Tymczasem fosforany są w organizmie składnikiem ATP - głównego paliwa komórek, substancji niezbędnej każdej z komórek do życia. A mięśniem wyjątkowo wrażliwym na niedobór ATP jest przepona. Kiedy w jej komórkach nie ma zapasu energii, żeby pracować, przepona po prostu się zatrzymuje. To, że w przeponie niemowlaka zabraknie zapasów energii, wynikać może z różnych czynników. Dr Szczęsny wyjaśnia, że ATP może np. zostać zużyte przez układ odpornościowy w procesie zwalczania infekcji górnych dróg oddechowych albo szkodliwych substancji z dymu papierosowego. Poza tym zapas fosforanów w kościach jest dużo mniejszy w ciele dzieci o niskiej masie urodzeniowej. Nieprawidłowa z punktu widzenia obecnych wytycznych dotyczących zapobiegania SIDS pozycja snu (tj. na brzuchu) może zmuszać przeponę do bardziej wytężonej pracy, co również przekłada się na zwiększone zapotrzebowanie na energię.

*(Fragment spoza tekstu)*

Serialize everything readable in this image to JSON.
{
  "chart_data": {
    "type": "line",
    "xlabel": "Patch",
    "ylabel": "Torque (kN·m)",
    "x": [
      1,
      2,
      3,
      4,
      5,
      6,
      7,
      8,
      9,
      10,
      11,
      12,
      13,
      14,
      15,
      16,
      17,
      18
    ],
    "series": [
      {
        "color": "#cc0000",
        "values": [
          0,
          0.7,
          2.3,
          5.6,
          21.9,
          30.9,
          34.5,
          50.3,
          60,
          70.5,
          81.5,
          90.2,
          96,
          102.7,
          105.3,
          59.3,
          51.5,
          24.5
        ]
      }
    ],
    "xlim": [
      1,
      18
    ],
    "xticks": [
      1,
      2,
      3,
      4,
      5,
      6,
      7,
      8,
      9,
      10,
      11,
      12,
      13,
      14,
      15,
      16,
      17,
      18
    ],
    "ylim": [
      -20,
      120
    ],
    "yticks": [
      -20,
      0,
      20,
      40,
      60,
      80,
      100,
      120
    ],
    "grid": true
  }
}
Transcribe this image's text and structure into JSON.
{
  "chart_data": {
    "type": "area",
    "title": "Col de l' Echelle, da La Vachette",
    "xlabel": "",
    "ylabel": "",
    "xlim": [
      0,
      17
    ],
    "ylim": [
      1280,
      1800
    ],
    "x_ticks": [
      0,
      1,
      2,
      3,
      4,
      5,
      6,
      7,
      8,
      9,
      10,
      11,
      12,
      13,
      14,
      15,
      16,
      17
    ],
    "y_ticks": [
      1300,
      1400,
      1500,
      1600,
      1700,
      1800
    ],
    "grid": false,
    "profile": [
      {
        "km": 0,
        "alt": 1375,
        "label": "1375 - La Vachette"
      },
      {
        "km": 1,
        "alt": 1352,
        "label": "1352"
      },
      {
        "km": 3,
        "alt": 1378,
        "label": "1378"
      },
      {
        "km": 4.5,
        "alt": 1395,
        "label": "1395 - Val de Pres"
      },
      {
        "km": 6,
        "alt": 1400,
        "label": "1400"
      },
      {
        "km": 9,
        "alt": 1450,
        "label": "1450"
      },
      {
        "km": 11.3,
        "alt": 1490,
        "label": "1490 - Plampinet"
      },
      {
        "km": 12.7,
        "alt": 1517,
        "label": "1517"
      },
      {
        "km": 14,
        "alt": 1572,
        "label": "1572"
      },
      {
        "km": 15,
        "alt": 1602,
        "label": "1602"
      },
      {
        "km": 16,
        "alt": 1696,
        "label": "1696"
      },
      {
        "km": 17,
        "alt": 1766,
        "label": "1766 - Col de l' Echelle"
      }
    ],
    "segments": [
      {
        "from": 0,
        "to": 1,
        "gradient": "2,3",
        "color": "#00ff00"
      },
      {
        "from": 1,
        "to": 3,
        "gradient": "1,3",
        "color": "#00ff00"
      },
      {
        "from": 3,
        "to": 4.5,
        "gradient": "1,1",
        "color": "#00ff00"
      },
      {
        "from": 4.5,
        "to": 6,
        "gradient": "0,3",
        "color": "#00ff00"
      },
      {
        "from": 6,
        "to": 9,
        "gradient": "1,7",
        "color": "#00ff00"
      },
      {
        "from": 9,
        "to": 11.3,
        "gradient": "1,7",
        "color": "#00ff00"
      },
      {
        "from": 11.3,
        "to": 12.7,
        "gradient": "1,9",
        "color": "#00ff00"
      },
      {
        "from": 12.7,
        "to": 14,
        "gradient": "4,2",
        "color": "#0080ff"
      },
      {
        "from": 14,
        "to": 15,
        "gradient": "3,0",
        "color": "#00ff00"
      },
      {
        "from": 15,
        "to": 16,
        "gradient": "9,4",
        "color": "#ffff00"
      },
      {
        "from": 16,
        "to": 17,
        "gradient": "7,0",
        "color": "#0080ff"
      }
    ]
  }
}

Tak więc, jak przypuszcza biolog, w sytuacji wykrycia zagrożenia nagłą śmiercią łóżeczkową, lekarz mógłby np. zdecydować o uzupełnieniu niedoboru fosforanów w organizmie. Na razie jednak są to hipotezy, które trzeba będzie potwierdzić w badaniach.
Zespół nagłej śmierci niemowlęcia to przyczyna numer jeden śmierci zdrowo urodzonych niemowląt w krajach cywilizowanych. Według różnych szacunków zdarza się średnio raz na kilka tysięcy, czy kilkanaście tysięcy żywych urodzeń. - Dla Polski oznaczałoby kilkadziesiąt-kilkaset zgonów rocznie. W naszym kraju nie prowadzi się jednak systematycznej diagnostyki w kierunku zespołu śmierci łóżeczkowej - komentuje badacz.
*Naukowiec na realizację tych badań otrzymał grant w ramach projektu LIDER Narodowego Centrum Badań i Rozwoju.